The third factor is the COVID-19 pandemic. Demand for mental health services increased dramatically, with crisis services such as Lifeline and Beyond Blue reporting 15-20% more contacts in 2020 than in 2019. Pandemic-related mental illness is not expected to peak until mid 2021.
At the same time, in-person care was often ruled out—in late April 2020, half of Medicare-funded mental health services were delivered remotely. Meditation and mindfulness apps like Headspace and Calm also saw downloads soar.
This provides further evidence that clients will readily engage in technology-mediated forms of therapy. At the very least, the improved efficiencies will increase the number of clients that can be managed by a single human psychologist.
How many psychologists will we need?
Given all this, how many human psychologists will the society of the very near future require? It's a difficult question to answer.
As we have seen, it's almost certain the work of psychologists can be replaced in large part by AI. Does this mean human psychologists should be replaced by AI?
Many of us may feel uncomfortable with this idea. However, we have a moral obligation to use the treatment that gives the best outcomes for patients. If an AI-based solution is found to be more effective, reliable and cost-effective, it should be adopted.
Governments and healthcare organizations are likely to have to address these issues in the near future. There will be impact upon the employment and training and education of professionals.

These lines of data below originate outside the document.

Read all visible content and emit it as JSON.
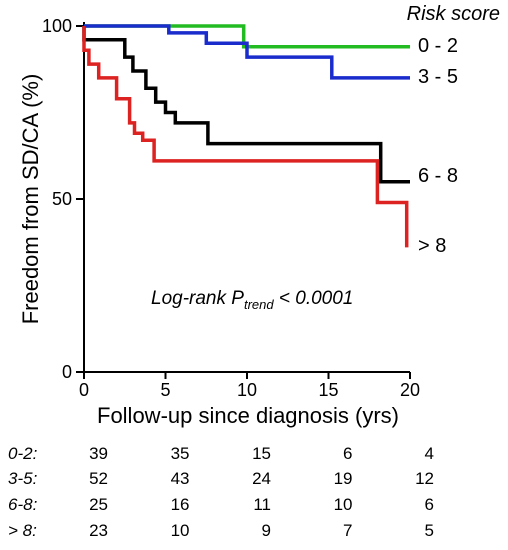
{
  "chart_data": {
    "type": "line",
    "step": true,
    "xlabel": "Follow-up since diagnosis (yrs)",
    "ylabel": "Freedom from SD/CA (%)",
    "xlim": [
      0,
      20
    ],
    "ylim": [
      0,
      100
    ],
    "xticks": [
      "0",
      "5",
      "10",
      "15",
      "20"
    ],
    "yticks": [
      "0",
      "50",
      "100"
    ],
    "legend_title": "Risk score",
    "annotation": {
      "prefix": "Log-rank P",
      "subscript": "trend",
      "suffix": " < 0.0001"
    },
    "series": [
      {
        "name": "0 - 2",
        "color": "#22bb22",
        "points": [
          [
            0,
            100
          ],
          [
            9.8,
            100
          ],
          [
            9.8,
            94
          ],
          [
            20,
            94
          ]
        ]
      },
      {
        "name": "3 - 5",
        "color": "#1a2dcc",
        "points": [
          [
            0,
            100
          ],
          [
            5.2,
            100
          ],
          [
            5.2,
            98
          ],
          [
            7.5,
            98
          ],
          [
            7.5,
            95
          ],
          [
            10,
            95
          ],
          [
            10,
            91
          ],
          [
            15.2,
            91
          ],
          [
            15.2,
            85
          ],
          [
            20,
            85
          ]
        ]
      },
      {
        "name": "6 - 8",
        "color": "#000000",
        "points": [
          [
            0,
            100
          ],
          [
            0,
            96
          ],
          [
            2.5,
            96
          ],
          [
            2.5,
            91
          ],
          [
            3,
            91
          ],
          [
            3,
            87
          ],
          [
            3.8,
            87
          ],
          [
            3.8,
            82
          ],
          [
            4.4,
            82
          ],
          [
            4.4,
            78
          ],
          [
            5,
            78
          ],
          [
            5,
            75
          ],
          [
            5.6,
            75
          ],
          [
            5.6,
            72
          ],
          [
            7.6,
            72
          ],
          [
            7.6,
            66
          ],
          [
            18.2,
            66
          ],
          [
            18.2,
            55
          ],
          [
            20,
            55
          ]
        ]
      },
      {
        "name": "> 8",
        "color": "#dd2222",
        "points": [
          [
            0,
            100
          ],
          [
            0,
            93
          ],
          [
            0.3,
            93
          ],
          [
            0.3,
            89
          ],
          [
            0.9,
            89
          ],
          [
            0.9,
            85
          ],
          [
            2,
            85
          ],
          [
            2,
            79
          ],
          [
            2.8,
            79
          ],
          [
            2.8,
            72
          ],
          [
            3.1,
            72
          ],
          [
            3.1,
            69
          ],
          [
            3.6,
            69
          ],
          [
            3.6,
            67
          ],
          [
            4.3,
            67
          ],
          [
            4.3,
            61
          ],
          [
            18,
            61
          ],
          [
            18,
            49
          ],
          [
            19.8,
            49
          ],
          [
            19.8,
            36
          ]
        ]
      }
    ],
    "risk_table": {
      "columns_x": [
        0,
        5,
        10,
        15,
        20
      ],
      "rows": [
        {
          "label": "0-2:",
          "values": [
            "39",
            "35",
            "15",
            "6",
            "4"
          ]
        },
        {
          "label": "3-5:",
          "values": [
            "52",
            "43",
            "24",
            "19",
            "12"
          ]
        },
        {
          "label": "6-8:",
          "values": [
            "25",
            "16",
            "11",
            "10",
            "6"
          ]
        },
        {
          "label": "> 8:",
          "values": [
            "23",
            "10",
            "9",
            "7",
            "5"
          ]
        }
      ]
    }
  }
}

The professions need to be an integral part of the response. We urge psychology and related allied health professions to take a lead and not wilfully ignore the trends.
We recommend three concrete actions to improve the situation:
- boost investment in research into how humans and machines can work together in the assessment and treatment of mental health
- encourage attention to technology among members of the profession
- give technological impacts greater consideration in projecting the future landscape of the profession, particularly when thinking about job growth, education and training.